Some of the things that grew in that garden, however, God never intended people to eat. Turnips, rutabaga and okra come to mind. There were other things,  too, like parsnips, but I could choke them down if I really concentrated. Rutabaga was the worst.

And this is where “plate-cleaning” became an issue. I would devour my pork chop and mashed potatoes and then sit there staring woefully at a clump of mushy rutabaga, untouched and pushed to the far edge of my plate.

“Clean your plate,” Dad would mutter as he helped himself to another dollup of that disgusting vegetable. “Or, no dessert,” he would add with a look that meant with all his heart and soul that I could say goodbye forever to that chocolate cake sitting on the kitchen counter.

For long minutes I would stare at my plate, trying to conjure some powerful incantation that would banish this evil thing, or maybe make it taste like ice cream. When that failed, I took a long look at the chocolate cake, held my breath and crammed my mouth full of what was undeniably the most vile tasting substance on earth.
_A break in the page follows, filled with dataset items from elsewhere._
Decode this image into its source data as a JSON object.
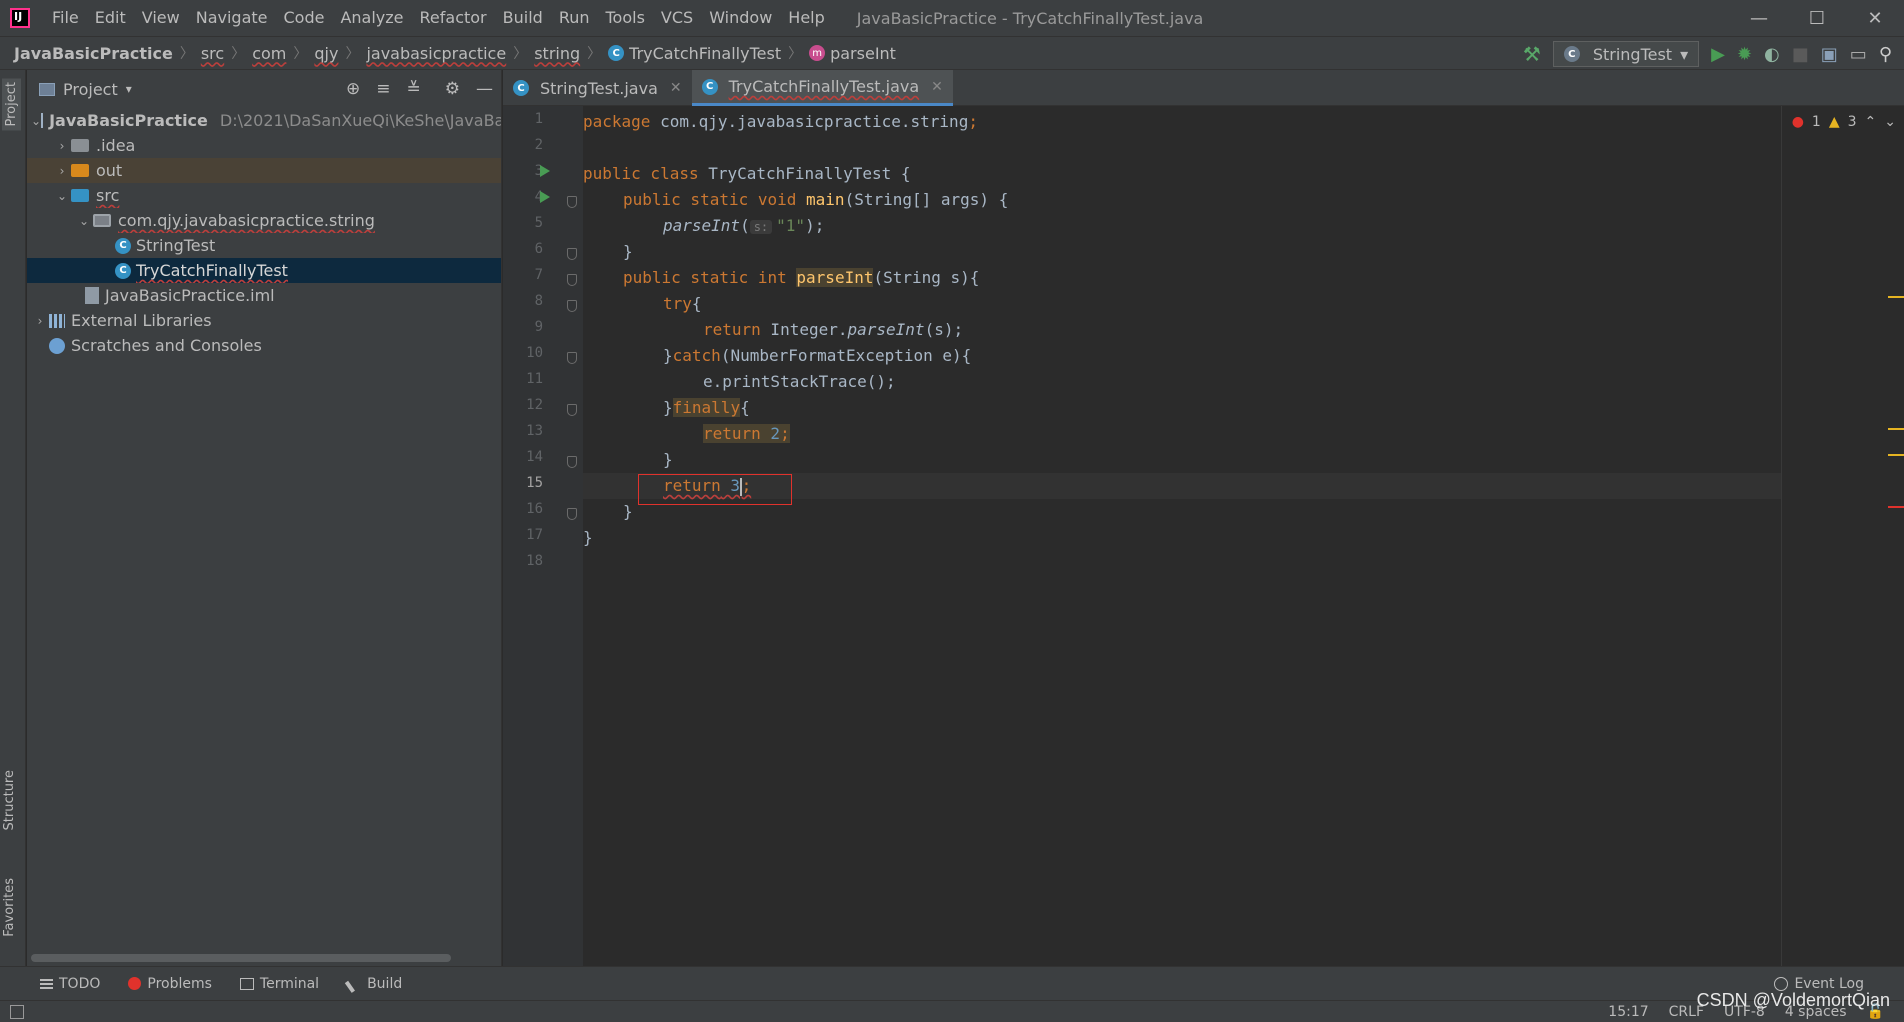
{
  "titlebar": {
    "menu": [
      "File",
      "Edit",
      "View",
      "Navigate",
      "Code",
      "Analyze",
      "Refactor",
      "Build",
      "Run",
      "Tools",
      "VCS",
      "Window",
      "Help"
    ],
    "window_title": "JavaBasicPractice - TryCatchFinallyTest.java",
    "minimize": "—",
    "maximize": "☐",
    "close": "✕"
  },
  "breadcrumbs": {
    "items": [
      "JavaBasicPractice",
      "src",
      "com",
      "qjy",
      "javabasicpractice",
      "string",
      "TryCatchFinallyTest",
      "parseInt"
    ],
    "separator": "〉"
  },
  "run_config": {
    "name": "StringTest",
    "arrow": "▾"
  },
  "project_panel": {
    "title": "Project",
    "arrow": "▾",
    "tree": {
      "root": {
        "name": "JavaBasicPractice",
        "path": "D:\\2021\\DaSanXueQi\\KeShe\\JavaBasicPractice"
      },
      "idea": ".idea",
      "out": "out",
      "src": "src",
      "package": "com.qjy.javabasicpractice.string",
      "file1": "StringTest",
      "file2": "TryCatchFinallyTest",
      "iml": "JavaBasicPractice.iml",
      "libs": "External Libraries",
      "scratches": "Scratches and Consoles"
    }
  },
  "tool_stripe": {
    "project": "Project",
    "structure": "Structure",
    "favorites": "Favorites"
  },
  "editor": {
    "tabs": [
      {
        "label": "StringTest.java",
        "close": "✕"
      },
      {
        "label": "TryCatchFinallyTest.java",
        "close": "✕"
      }
    ],
    "line_numbers": [
      "1",
      "2",
      "3",
      "4",
      "5",
      "6",
      "7",
      "8",
      "9",
      "10",
      "11",
      "12",
      "13",
      "14",
      "15",
      "16",
      "17",
      "18"
    ],
    "code": {
      "l1_kw": "package",
      "l1_rest": " com.qjy.javabasicpractice.string",
      "l1_semi": ";",
      "l3_kw": "public class",
      "l3_rest": " TryCatchFinallyTest {",
      "l4_kw": "public static void",
      "l4_fn": "main",
      "l4_rest": "(String[] args) {",
      "l5_fn": "parseInt",
      "l5_open": "(",
      "l5_hint": "s:",
      "l5_str": "\"1\"",
      "l5_close": ");",
      "l6": "}",
      "l7_kw": "public static int",
      "l7_fn": "parseInt",
      "l7_rest": "(String s){",
      "l8_kw": "try",
      "l8_rest": "{",
      "l9_kw": "return",
      "l9_rest": " Integer.",
      "l9_fn": "parseInt",
      "l9_end": "(s);",
      "l10_a": "}",
      "l10_kw": "catch",
      "l10_rest": "(NumberFormatException e){",
      "l11": "e.printStackTrace();",
      "l12_a": "}",
      "l12_kw": "finally",
      "l12_rest": "{",
      "l13_kw": "return",
      "l13_num": " 2",
      "l13_semi": ";",
      "l14": "}",
      "l15_kw": "return",
      "l15_num_a": " 3",
      "l15_semi": ";",
      "l16": "}",
      "l17": "}"
    },
    "inspection": {
      "errors": "1",
      "warnings": "3",
      "up": "⌃",
      "down": "⌄"
    }
  },
  "bottom_tools": {
    "todo": "TODO",
    "problems": "Problems",
    "terminal": "Terminal",
    "build": "Build",
    "event_log": "Event Log"
  },
  "status": {
    "position": "15:17",
    "line_sep": "CRLF",
    "encoding": "UTF-8",
    "indent": "4 spaces"
  },
  "watermark": "CSDN @VoldemortQian",
  "colors": {
    "keyword": "#cc7832",
    "function": "#ffc66d",
    "string": "#6a8759",
    "number": "#6897bb",
    "error": "#e0322c",
    "warning": "#e6b422",
    "accent": "#4a88c7"
  }
}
I didn’t chew. Chewing just releases the flavor. I swallowed everything whole. Then I grinned in compliance and achievement and hoped neither of my parents would notice the rutabaga residue still clinging to my plate. I quickly spread it around with my fork to make it less obvious.

“There’s still enough on your plate to feed a family of starving Armenians,” my mother would intone.
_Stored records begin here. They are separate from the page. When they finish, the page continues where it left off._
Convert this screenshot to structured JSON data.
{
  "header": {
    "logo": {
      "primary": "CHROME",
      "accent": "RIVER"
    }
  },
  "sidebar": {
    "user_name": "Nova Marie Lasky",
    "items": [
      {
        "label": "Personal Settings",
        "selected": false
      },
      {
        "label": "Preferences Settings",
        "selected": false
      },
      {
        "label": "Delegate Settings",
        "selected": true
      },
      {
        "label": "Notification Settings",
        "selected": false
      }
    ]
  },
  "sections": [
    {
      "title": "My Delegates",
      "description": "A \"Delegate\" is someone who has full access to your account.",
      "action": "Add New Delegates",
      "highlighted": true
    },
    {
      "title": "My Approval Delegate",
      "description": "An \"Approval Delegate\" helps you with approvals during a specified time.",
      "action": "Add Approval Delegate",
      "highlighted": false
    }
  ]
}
The Armenians were mom’s trump card. They were a religious minority in the Ottoman Empire, persecuted for their beliefs. Between 1915 and 1925. Some 1.5 million men, women and children died, many from starvation. “Starving Armenians” became a catch phrase all across America.

It didn’t matter that this all had happened more than 20 years earlier, and the Armenians were doing much better now. As far as mom and dad were concerned, they were still starving, and I was still faced with a big lump of rutabaga.

I still think of the Armenians and feel guilty when I don’t clean my plate. Fortunately, I haven’t had to look at rutabaga for years.